Dans la famille Elissalde, je demande le fils ! À tout juste 18 ans, Sacha Elissalde va disputer son premier match professionnel avec le Stade Rochelais, ce samedi soir à Newcastle, en huitièmes de finale de Challenge Cup (21 heures). L’histoire est folle puisque Sacha va représenter une quatrième génération d’Elissalde à porter la tunique rochelaise.
Avant lui, les arrière-grands-pères Laurent Bidard et Arnaud Elissalde, le grand-père Jean-Pierre, le grand-oncle Lucien et son père Jean-Baptiste, ont tous évolué au Stade Rochelais. On connaît forcément bien Jean-Baptiste, international français à 35 reprises, capable de jouer neuf ou dix et qui a aussi fait les beaux jours du Stade Toulousain. Son palmarès parle d’ailleurs pour lui. Deux fois champions d’Europe, deux fois champions de France et vainqueur de deux Tournoi des 6 Nations avec les Bleus, dont le Grand Chelem de 2004.

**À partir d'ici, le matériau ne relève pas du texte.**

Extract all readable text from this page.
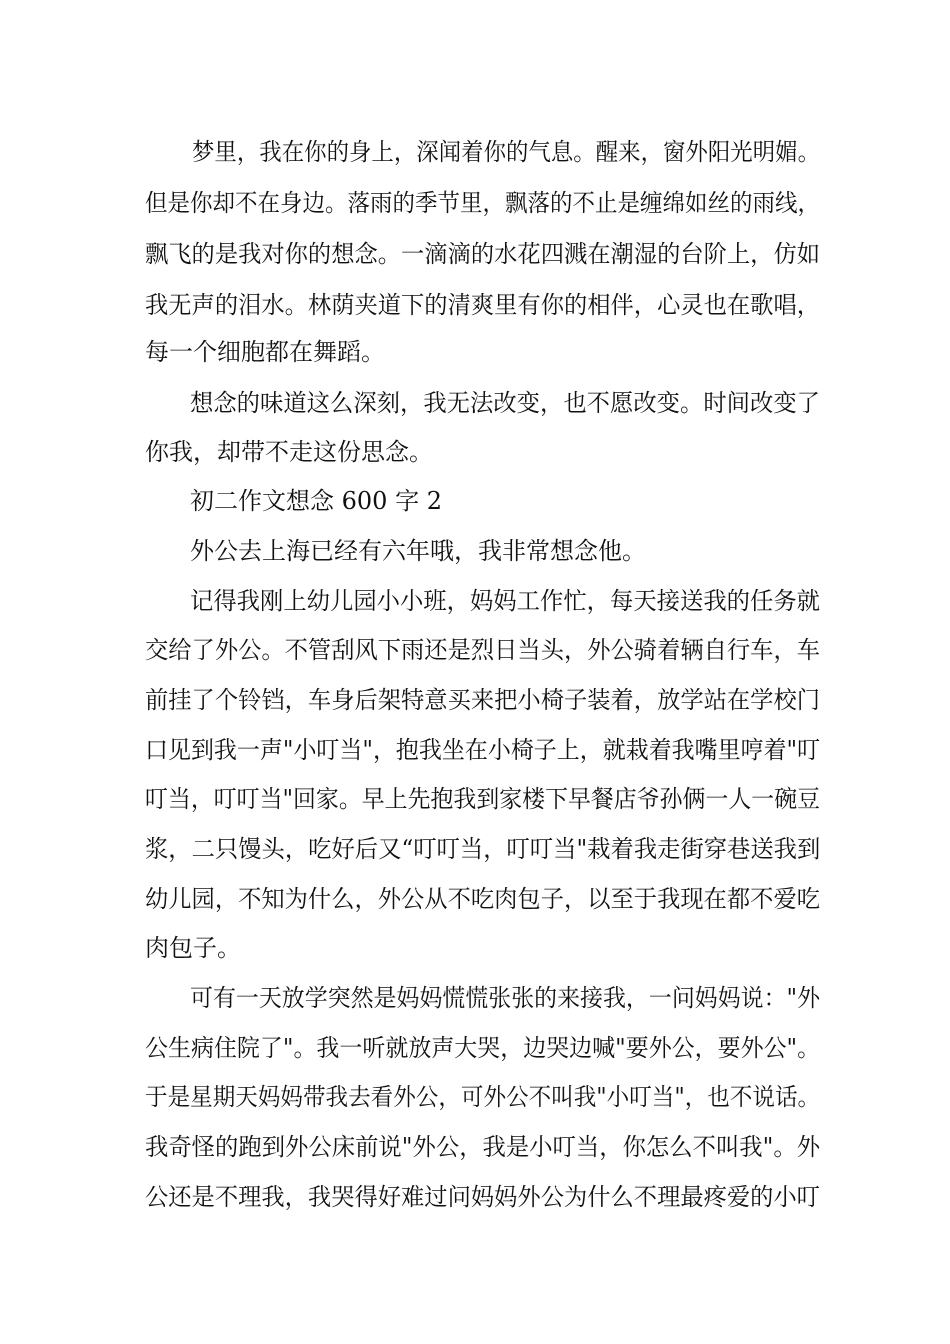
梦里，我在你的身上，深闻着你的气息。醒来，窗外阳光明媚。
但是你却不在身边。落雨的季节里，飘落的不止是缠绵如丝的雨线，
飘飞的是我对你的想念。一滴滴的水花四溅在潮湿的台阶上，仿如
我无声的泪水。林荫夹道下的清爽里有你的相伴，心灵也在歌唱，
每一个细胞都在舞蹈。
想念的味道这么深刻，我无法改变，也不愿改变。时间改变了
你我，却带不走这份思念。
初二作文想念 600 字 2
外公去上海已经有六年哦，我非常想念他。
记得我刚上幼儿园小小班，妈妈工作忙，每天接送我的任务就
交给了外公。不管刮风下雨还是烈日当头，外公骑着辆自行车，车
前挂了个铃铛，车身后架特意买来把小椅子装着，放学站在学校门
口见到我一声"小叮当"，抱我坐在小椅子上，就栽着我嘴里哼着"叮
叮当，叮叮当"回家。早上先抱我到家楼下早餐店爷孙俩一人一碗豆
浆，二只馒头，吃好后又“叮叮当，叮叮当"栽着我走街穿巷送我到
幼儿园，不知为什么，外公从不吃肉包子，以至于我现在都不爱吃
肉包子。
可有一天放学突然是妈妈慌慌张张的来接我，一问妈妈说："外
公生病住院了"。我一听就放声大哭，边哭边喊"要外公，要外公"。
于是星期天妈妈带我去看外公，可外公不叫我"小叮当"，也不说话。
我奇怪的跑到外公床前说"外公，我是小叮当，你怎么不叫我"。外
公还是不理我，我哭得好难过问妈妈外公为什么不理最疼爱的小叮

Jean-Pierre, père de Jean-Baptiste et donc grand-père de Sacha, est lui aussi un visage bien connu du microcosme rugbytique tricolore. Pêle-mêle : 5 sélections avec le XV de France et une sacrée carrière de joueur puis d’entraîneur.
O’Gara impressionné
Remplaçant pour ce déplacement à Newcastle, Sacha Elissalde est arrivé à La Rochelle à l’été 2024, après une formation à Toulouse puis un passage au MHR, lorsque son père entraînait. Trois-quarts polyvalent, capable d’évoluer ouvreur, centre ou arrière, il a impressionné Ronan O’Gara lors d’un entraînement avec les professionnels, comme ce dernier l’expliquait en conférence de presse : “C’est magnifique, parce que le père était un maestro, un super fort compétiteur […] J’ai vu Sacha il y a quelques mois et j’ai dit : “C’est qui lui ?”. Il y a certains jeunes, quand ils montent en pro, ils subissent. Lui, c’est l’inverse. J’ai été obligé, de crier, de lui dire : “Fais attention !” Mais j’adore. C’est dans son ADN, dans sa famille.”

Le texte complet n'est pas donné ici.